TL;DR: The Bitcoin Mining Parliament (BMP) is the brainchild of Javier Gonzalez Gonzalez, and it claims to be a governance solution to end the drama and clashing between miners and developers in the Bitcoin ecosystem. His proposal has been criticized for overvaluing miners at the expense of developers, however, creating ever-new problems going forward. We caught up with Gonzalez Gonzalez to explore the idea further, more in-depth.
The Bitcoin Mining Parliament
Hashpower is very important, and not just for securing the Bitcoin network and making it work, but also as a mechanism of participation in possible changes the network might implement in the future. This is the premise Javier Gonzalez Gonzalez, the author of the Bitcoin Mining Parliament, forwards to end the argument behind who decides about protocol changes in the Bitcoin environment.
The system has its origins in an idea of the same author, taken from the fifth paragraph of his first paper titled: “Miners are the executive power of Bitcoin.” Gonzalez Gonzalez wrote: “As a new form of executive power, it is likely that in the near future a virtual and transparent Bitcoin Mining Parliament (BMP) will be established. There each participant can have voice and vote in proportion to their percentage of demonstrable exahashes per second.”
Gonzalez Gonzalez’s Bitcoin Mining Parliament is just that: a public forum where miners can propose issues and vote on them using hashpower. This, according to the whitepaper, is the only way for miners to act as an entity.
The Necessity and Objectives of a Parliament
The need for this solution comes in the form of constant disagreements that have caused chain splits and other kinds of separations in the Bitcoin ecosystem. Gonzalez Gonzalez derived his BMP idea when an early blocksize dilemma separated BTC from Bitcoin Cash. “I understood that my previous specific experience in voting systems is connected to the whitepaper, and the key to fix conflicts and making Bitcoin successful in the long term,” he told CoinSpice.

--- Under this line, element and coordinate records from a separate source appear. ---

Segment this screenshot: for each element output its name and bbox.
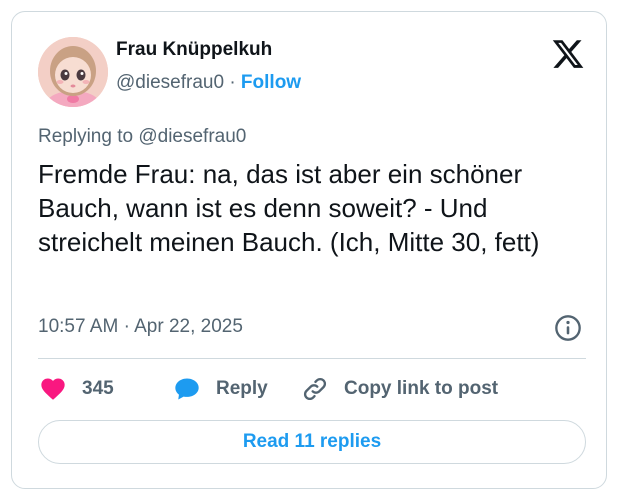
- tweet-date: Apr 22, 2025: [134, 316, 243, 337]
- replying-handle[interactable]: @diesefrau0: [138, 126, 246, 147]
- follow-button[interactable]: Follow: [241, 72, 301, 93]
- speech-bubble-icon: [175, 378, 199, 400]
- timestamp-separator: ·: [123, 316, 130, 337]
- like-button[interactable]: 345: [38, 372, 114, 406]
- copy-link-label: Copy link to post: [344, 378, 499, 399]
- author-display-name[interactable]: Frau Knüppelkuh: [116, 39, 272, 61]
- read-replies-button[interactable]: Read 11 replies: [38, 420, 586, 464]
- x-logo-icon[interactable]: [551, 37, 585, 71]
- divider: [38, 358, 586, 359]
- like-count: 345: [82, 378, 114, 399]
- avatar-image: [38, 37, 108, 107]
- link-icon: [303, 377, 327, 401]
- author-handle[interactable]: @diesefrau0: [116, 72, 224, 93]
- reply-label: Reply: [216, 378, 268, 399]
- info-icon[interactable]: [554, 314, 582, 342]
- action-bar: 345 Reply Copy link to post: [38, 372, 586, 406]
- heart-icon: [41, 378, 65, 400]
- reply-button[interactable]: Reply: [172, 372, 268, 406]
- replying-prefix: Replying to: [38, 126, 134, 147]
- tweet-time: 10:57 AM: [38, 316, 119, 337]
- tweet-card: Frau Knüppelkuh @diesefrau0 · Follow Rep…: [11, 11, 607, 489]
- read-replies-label: Read 11 replies: [242, 431, 382, 452]
- author-handle-line: @diesefrau0 · Follow: [116, 71, 301, 95]
- tweet-text: Fremde Frau: na, das ist aber ein schöne…: [38, 159, 540, 257]
- copy-link-button[interactable]: Copy link to post: [300, 372, 498, 406]
- tweet-timestamp[interactable]: 10:57 AM · Apr 22, 2025: [38, 315, 243, 339]
- handle-separator: ·: [229, 72, 236, 93]
- replying-to: Replying to @diesefrau0: [38, 125, 246, 149]
- avatar[interactable]: [38, 37, 108, 107]
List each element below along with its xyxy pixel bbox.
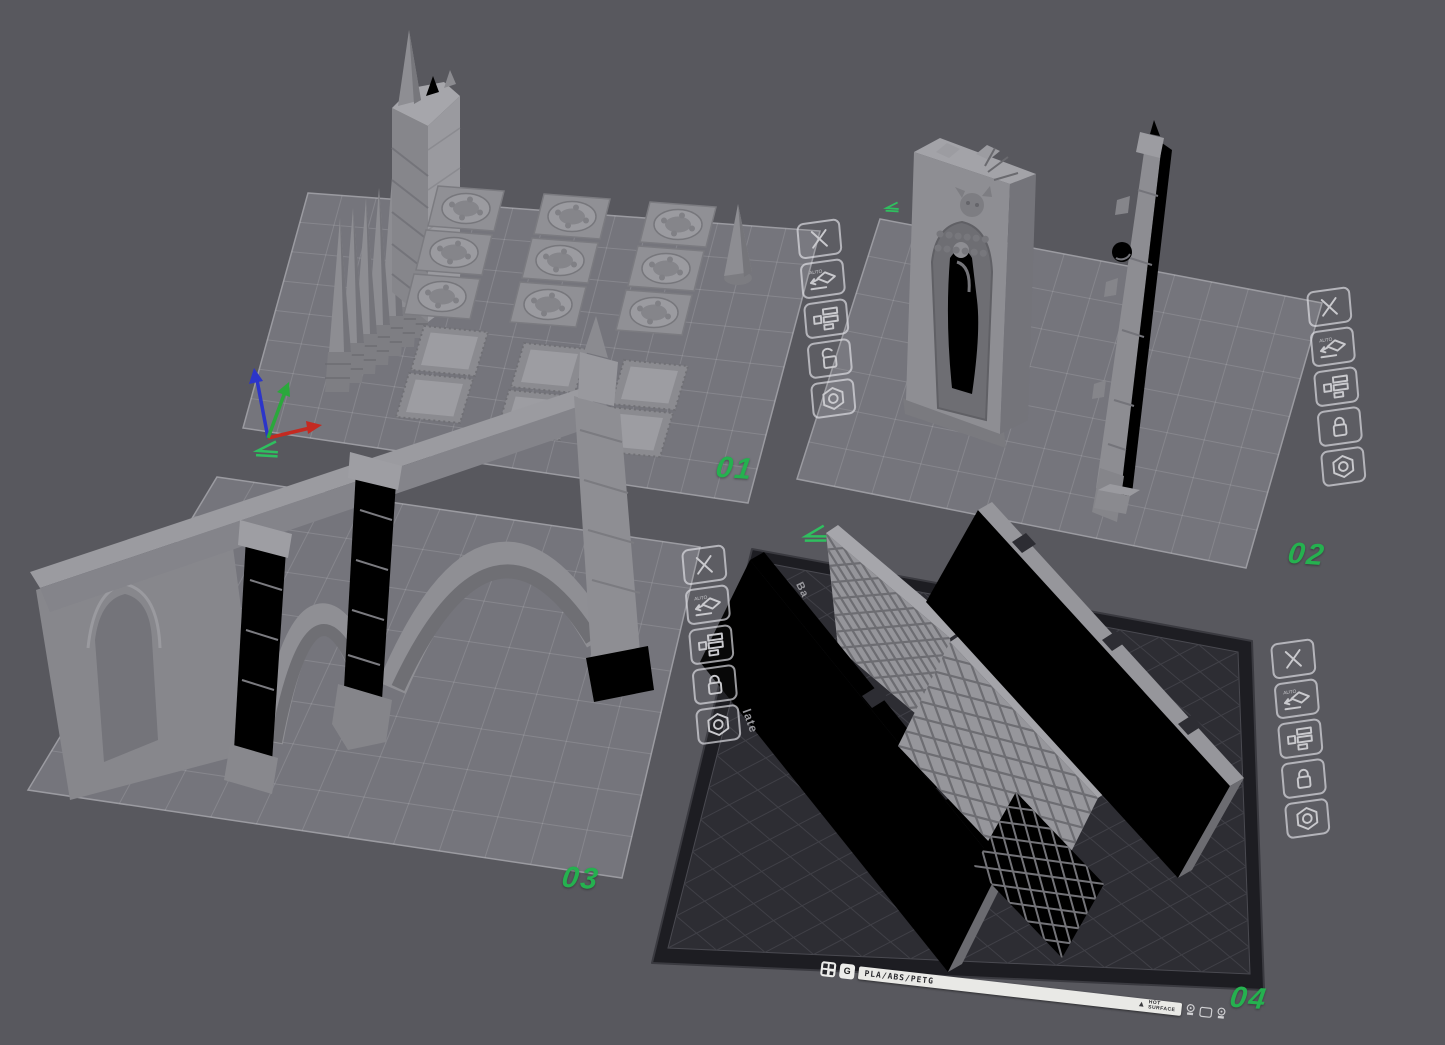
auto-orient-plate-icon[interactable]: AUTO — [799, 258, 846, 300]
delete-plate-icon[interactable] — [681, 544, 728, 586]
arrange-plate-icon[interactable] — [1313, 366, 1360, 408]
plate-settings-icon[interactable] — [1284, 797, 1331, 839]
plate-settings-icon[interactable] — [1320, 445, 1367, 487]
model-statue-relief-slab[interactable] — [903, 138, 1036, 448]
warning-triangle-icon: ▲ — [1137, 1000, 1146, 1009]
plate-origin-arrow-1 — [254, 441, 278, 460]
auto-orient-plate-icon[interactable]: AUTO — [1309, 326, 1356, 368]
filament-spool-icon — [1185, 1004, 1196, 1017]
plate-number-label: 03 — [560, 861, 602, 897]
filament-spool-icon-2 — [1216, 1007, 1227, 1020]
plate-number-label: 02 — [1286, 537, 1328, 573]
slicer-3d-viewport[interactable]: Ba late G PLA/ABS/PETG ▲ HOT SURFACE — [0, 0, 1445, 1045]
lock-plate-icon[interactable] — [806, 338, 853, 380]
hot-surface-warning: ▲ HOT SURFACE — [1137, 999, 1176, 1013]
arrange-plate-icon[interactable] — [803, 298, 850, 340]
delete-plate-icon[interactable] — [1306, 286, 1353, 328]
plate-shape-icon — [1199, 1006, 1213, 1018]
plate-origin-arrow-4 — [802, 526, 827, 546]
delete-plate-icon[interactable] — [1270, 638, 1317, 680]
model-rosette-tile-strips[interactable] — [404, 186, 716, 335]
qr-code-icon — [820, 960, 837, 977]
plate-origin-arrow-2 — [885, 202, 900, 213]
brand-mark-icon: G — [839, 963, 856, 980]
build-plates-scene — [0, 0, 1445, 1045]
delete-plate-icon[interactable] — [796, 218, 843, 260]
plate-feature-icons — [1185, 1004, 1227, 1021]
lock-plate-icon[interactable] — [1316, 406, 1363, 448]
plate-settings-icon[interactable] — [695, 703, 742, 745]
arrange-plate-icon[interactable] — [1277, 718, 1324, 760]
arrange-plate-icon[interactable] — [688, 624, 735, 666]
material-compatibility-label: PLA/ABS/PETG — [864, 968, 934, 985]
auto-orient-plate-icon[interactable]: AUTO — [684, 584, 731, 626]
lock-plate-icon[interactable] — [1280, 758, 1327, 800]
plate-number-label: 01 — [714, 451, 756, 487]
plate-settings-icon[interactable] — [810, 377, 857, 419]
build-plate-2[interactable] — [797, 219, 1322, 568]
auto-orient-plate-icon[interactable]: AUTO — [1273, 678, 1320, 720]
plate-number-label: 04 — [1228, 981, 1270, 1017]
lock-plate-icon[interactable] — [691, 664, 738, 706]
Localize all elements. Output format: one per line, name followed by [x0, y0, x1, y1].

He then put all of this experience into philosophically designing a system that will allow the network to resolve such disagreements without forks or splits. The whitepaper states: “The Bitcoin miners estimate consensus with inadequate coordination. This causes contentious hard forks that divide the blockchain, fracture the community, create confusion and damage adoption. Miners can take responsibility, better than anyone else, for preventing the risk of such events happening again.”
Clearly, this solution seeks to empower miners to assume essentially executive functions in solve these issues. But, according to Gonzalez Gonzalez, this tool can serve much more, “Long-term development, joint legal protection, cybersec, emergency ops, communication, adoption, events, standardization. Whatever is decided. I can’t really know what the miners will want to do in the future. No one can imagine.”
The Dev Dilemma
However, by putting such executive power in the hands of miners, the BMP seems to have left out a crucial part of the Bitcoin equation, developers. Gonzalez Gonzalez explains, “Developers propose the rules of consensus, but the ultimate decision is enforced with hashpower. The miners are competitive, they have all the incentive, they totally control the blockchain and they have the most secure voting system that exists.”
According to a tweet By Gonzalez Gonzalez, “miners can easily invite devs to participate voting with hashpower and finance them with hashpower.” However, this is heavily dependant on the same miners that would delegate some of their power to “finance” third parties within the system, making dev participation probably rare indeed.
With the BMP, miners can easily invite devs to participate voting with hashpower and finance them with hashpower.
— Javier González González (@JavierGonzalez) July 26, 2019
That BMP exclusion of a vital part of the Bitcoin ecosystem has gained some criticism from devs, obviously, arguing that while miners do run the network, it is developers who establish the rules that the network follows. The argument also extends to another point: in a voluntary system like the Bitcoin distributed network, enforcing changes or decisions about a protocol change can be difficult, and they can lead to what they tried to avoid in the first place, contentious forks and schisms in the community.
Despite all the criticism, the Bitcoin Mining Parliament is already up and running, and its creator is positive about the future. “If this [system] is clear, and the legitimate mechanism is established, everything will work at another level. Otherwise, there will be friction and fractures until the failure of the project by atomization,” Gonzalez Gonzalez concluded.